Image by Sam Taylor
I'd just learned about sex from my great-aunt when I bought my copy of RL Stine's Point Horror: Beach House. Having already broken the news about Father Christmas to me a few years earlier, it seemed her senility was confined to a campaign of eradicating my childhood innocence, and I couldn't think about much else that summer.
Thanks to her, I got more miles out of that one book than the rest of the Point Horror series put together. Maria and the gang gambolled on beaches in bikinis and propped their flimsy, tanned legs on car dashboards and whispered comments to boys at house parties. The whole thing stank of pure, unadulterated light petting. I read the book on the sofa next to my nan, who was blissfully unaware of the filth I was consuming.
The slick cover, with palm trees and Tom Cruise wayfarers, and the words I didn't understand ("sidewalk", "mall", "bangs") created an exotic backdrop, against which the ensuing murders were all the more mysterious and unsettling. Each death made the prospect of becoming a teenager myself more exciting: making out, drinking beer, escaping death.
Because nan's South Birmingham home was an oppressive Elysium of soapy flannels, party rings and Pepsi Max, my fascination with breaking out became more exaggerated. With two working parents I'd spent most school holidays there, working my way through the earlier Mortal Combat games and the first two Goosebumps series.
The Girl Who Cried Monster; Let's Get Invisible; The Curse of the Mummy's Tomb - all seminal texts in the life of a young girl whose school seemed to have an unnecessary fixation on the Egyptians. Say Cheese and Die! was a revelation - a terrifying thesis on technology's potential to harm. Our protagonist Greg's initial jubilance after discovering a camera in the abandoned house of a mad scientist is swiftly replaced by confusion and anger as he finds that it can only generate scenes foretelling imminent disasters.
With a complete lack of urgency, Greg eventually concludes that the camera isn't just predicting, but precipitating these atrocities - but only after his dad's been subject to a car accident and his best friend has broken his thoracic column. Greg feels awful and decides to return the camera to its rightful owner, but mad professor Spider is not the forgiving kind and kidnaps Greg, keeping him tied up at his god-awful house with a vow to never release him. The ensuing scuffle culminates in Spider becoming the subject of a fatal selfie, neatly terminating Greg's long run of bad luck.
Then there was Stay Out of the Basement, in which Margaret and Casey begin to worry that their dad is up to no good as he spends an unhealthy amount of time lurking in the his subterranean laboratory. Through a series of incremental revelations, artfully delivered by Stine, it's revealed that he's transforming into a plant with intentions of taking over the world.
None, however, compares to the magnum opus of the Goosebumps series, Welcome to Deadhouse, a more conventional horror story playing on the anxiety of moving house and making friends. That my parents' marriage was breaking down at the time seems almost incidental to the succession of stories I was reading about paranoia, warring worlds, death and deceit. Did these experiences heighten my reading of the books? Who cares. The important thing was they distracted me.
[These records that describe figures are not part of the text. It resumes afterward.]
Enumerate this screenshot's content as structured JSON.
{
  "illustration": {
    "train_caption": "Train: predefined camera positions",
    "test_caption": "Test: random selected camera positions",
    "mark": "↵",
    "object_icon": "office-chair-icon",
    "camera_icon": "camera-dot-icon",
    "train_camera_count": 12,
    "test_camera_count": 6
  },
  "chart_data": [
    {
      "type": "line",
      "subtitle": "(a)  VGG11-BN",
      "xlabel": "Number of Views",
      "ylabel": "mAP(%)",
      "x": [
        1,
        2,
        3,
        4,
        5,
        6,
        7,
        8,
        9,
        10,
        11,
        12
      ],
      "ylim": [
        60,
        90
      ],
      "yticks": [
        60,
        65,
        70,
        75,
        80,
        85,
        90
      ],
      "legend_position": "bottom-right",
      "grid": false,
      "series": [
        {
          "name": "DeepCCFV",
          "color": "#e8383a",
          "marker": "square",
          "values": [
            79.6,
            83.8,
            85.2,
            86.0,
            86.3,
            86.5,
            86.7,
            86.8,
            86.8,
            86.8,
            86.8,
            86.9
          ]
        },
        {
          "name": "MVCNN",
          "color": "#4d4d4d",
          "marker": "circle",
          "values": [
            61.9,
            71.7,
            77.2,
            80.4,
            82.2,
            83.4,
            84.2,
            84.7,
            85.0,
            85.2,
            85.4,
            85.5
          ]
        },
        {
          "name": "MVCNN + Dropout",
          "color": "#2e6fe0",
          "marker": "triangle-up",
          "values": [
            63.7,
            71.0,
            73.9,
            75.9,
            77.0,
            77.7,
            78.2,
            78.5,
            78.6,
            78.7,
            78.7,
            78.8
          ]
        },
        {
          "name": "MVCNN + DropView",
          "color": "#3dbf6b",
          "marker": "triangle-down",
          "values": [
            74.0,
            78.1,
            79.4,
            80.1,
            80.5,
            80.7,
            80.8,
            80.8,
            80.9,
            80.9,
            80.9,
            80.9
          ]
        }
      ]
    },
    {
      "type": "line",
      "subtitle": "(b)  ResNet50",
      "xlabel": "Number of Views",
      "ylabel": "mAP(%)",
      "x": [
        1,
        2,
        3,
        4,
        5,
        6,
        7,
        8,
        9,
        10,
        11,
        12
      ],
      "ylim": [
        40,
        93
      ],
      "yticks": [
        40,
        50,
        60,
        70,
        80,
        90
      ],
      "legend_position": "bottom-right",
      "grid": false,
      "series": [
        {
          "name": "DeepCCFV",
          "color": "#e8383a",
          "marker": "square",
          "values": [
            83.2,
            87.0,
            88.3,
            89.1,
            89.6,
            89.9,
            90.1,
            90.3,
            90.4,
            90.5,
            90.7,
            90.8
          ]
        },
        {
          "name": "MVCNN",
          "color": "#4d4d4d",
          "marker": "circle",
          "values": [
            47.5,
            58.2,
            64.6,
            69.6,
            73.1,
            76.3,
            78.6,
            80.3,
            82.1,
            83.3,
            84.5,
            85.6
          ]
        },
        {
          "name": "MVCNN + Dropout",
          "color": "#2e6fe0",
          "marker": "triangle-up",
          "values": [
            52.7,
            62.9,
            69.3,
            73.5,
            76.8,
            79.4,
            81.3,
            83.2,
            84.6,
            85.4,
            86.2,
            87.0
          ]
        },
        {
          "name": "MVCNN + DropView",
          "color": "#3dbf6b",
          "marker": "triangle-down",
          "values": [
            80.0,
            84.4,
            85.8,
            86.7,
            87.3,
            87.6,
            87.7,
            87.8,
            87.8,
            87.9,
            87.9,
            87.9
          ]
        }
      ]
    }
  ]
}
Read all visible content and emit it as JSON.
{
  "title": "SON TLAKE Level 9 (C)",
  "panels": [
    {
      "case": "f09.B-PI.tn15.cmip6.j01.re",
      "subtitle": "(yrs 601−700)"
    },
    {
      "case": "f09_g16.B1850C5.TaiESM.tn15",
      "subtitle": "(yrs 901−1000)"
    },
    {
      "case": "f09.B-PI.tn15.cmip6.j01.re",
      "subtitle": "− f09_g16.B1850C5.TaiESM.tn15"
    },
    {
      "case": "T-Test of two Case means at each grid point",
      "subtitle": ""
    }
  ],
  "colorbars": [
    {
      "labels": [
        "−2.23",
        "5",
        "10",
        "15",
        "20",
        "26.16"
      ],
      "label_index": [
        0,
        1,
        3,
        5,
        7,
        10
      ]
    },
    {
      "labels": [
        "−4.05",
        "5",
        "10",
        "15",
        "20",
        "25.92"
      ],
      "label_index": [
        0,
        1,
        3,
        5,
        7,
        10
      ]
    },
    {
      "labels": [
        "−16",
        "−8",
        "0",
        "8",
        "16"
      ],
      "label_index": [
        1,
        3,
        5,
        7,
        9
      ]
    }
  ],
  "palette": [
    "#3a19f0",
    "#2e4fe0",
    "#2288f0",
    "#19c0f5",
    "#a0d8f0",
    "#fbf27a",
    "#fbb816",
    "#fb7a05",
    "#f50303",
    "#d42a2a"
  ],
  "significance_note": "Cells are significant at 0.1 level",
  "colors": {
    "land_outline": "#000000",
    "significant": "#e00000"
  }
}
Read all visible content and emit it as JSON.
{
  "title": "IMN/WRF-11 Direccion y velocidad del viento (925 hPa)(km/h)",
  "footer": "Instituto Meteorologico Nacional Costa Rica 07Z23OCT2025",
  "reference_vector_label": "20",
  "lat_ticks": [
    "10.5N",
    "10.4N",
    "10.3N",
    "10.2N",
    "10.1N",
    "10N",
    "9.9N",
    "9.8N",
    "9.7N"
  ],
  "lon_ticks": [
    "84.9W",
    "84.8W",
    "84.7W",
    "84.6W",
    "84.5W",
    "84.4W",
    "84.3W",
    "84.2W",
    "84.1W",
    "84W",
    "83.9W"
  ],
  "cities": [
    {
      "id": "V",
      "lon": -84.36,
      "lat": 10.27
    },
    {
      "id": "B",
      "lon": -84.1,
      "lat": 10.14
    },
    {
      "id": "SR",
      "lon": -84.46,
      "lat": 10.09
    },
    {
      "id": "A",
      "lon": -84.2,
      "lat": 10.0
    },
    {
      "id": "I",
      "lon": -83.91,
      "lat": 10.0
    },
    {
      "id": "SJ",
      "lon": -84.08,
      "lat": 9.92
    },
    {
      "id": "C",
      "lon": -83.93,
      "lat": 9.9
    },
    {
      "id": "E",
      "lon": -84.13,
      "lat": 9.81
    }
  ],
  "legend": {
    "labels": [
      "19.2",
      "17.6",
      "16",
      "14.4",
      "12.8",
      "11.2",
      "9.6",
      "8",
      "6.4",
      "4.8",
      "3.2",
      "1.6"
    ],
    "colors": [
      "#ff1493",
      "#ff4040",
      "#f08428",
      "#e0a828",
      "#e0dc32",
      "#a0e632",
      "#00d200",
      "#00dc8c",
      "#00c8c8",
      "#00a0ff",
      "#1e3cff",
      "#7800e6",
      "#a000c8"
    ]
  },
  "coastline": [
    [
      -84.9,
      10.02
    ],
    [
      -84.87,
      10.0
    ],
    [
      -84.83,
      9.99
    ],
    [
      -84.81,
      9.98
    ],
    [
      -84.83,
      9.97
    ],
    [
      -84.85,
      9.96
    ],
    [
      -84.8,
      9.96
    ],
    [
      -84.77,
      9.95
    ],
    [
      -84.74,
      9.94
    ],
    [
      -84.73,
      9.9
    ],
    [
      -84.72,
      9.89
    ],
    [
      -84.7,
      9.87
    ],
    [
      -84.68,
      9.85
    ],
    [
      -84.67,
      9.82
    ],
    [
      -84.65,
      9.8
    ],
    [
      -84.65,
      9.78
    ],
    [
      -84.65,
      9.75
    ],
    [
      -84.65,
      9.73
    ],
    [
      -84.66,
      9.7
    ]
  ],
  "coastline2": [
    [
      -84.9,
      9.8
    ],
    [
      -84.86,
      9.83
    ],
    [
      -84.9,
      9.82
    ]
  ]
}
That final summer at my grandparents' house I read more of RL Stine's standalone and Point Horror books over countless servings of salad, pork-pies, pink wafers and whatever variation on the marshmallow / biscuit / desiccated coconut equation was on sale that day at the market. These included the whole Babysitter collection and The Prom Queen, with their promise of the kind of high school social hierarchies I'd aspired to since watching the phenomenon portrayed by Janine, Sonia and Clare in Albert Square.
Education wise, none of this stood up to the full-frontal accounts in novels that came free with More! that Lumi would steal from her older sister and read to us in the trees behind the science department. Still, I was on the edge of a world that fascinated and frightened me, between being a kid and being a teenager with small freedoms, like taking the bus alone and being able to walk around town and watch my friend Tom skate for an hour on a Saturday morning. The Point Horror series, and those written by Stine, seemed to understand this stage in a young person's life and played on all the excitement and fear that comes with it.
That era might seem trivial when compared to the subsequent blockbuster issues of love and heartbreak, success and failure, money, children and ill health. But they are some of the most powerful and sensory memories we will ever make. Finally being unleashed from the protective swaddling of childhood, we begin to discover the real forces governing the world. It's a horrifying overload of information and hormones. Stine's brilliance comes from his ability to understand these fears, to make us laugh, scream and ultimately provide some escapism from the madness of it all.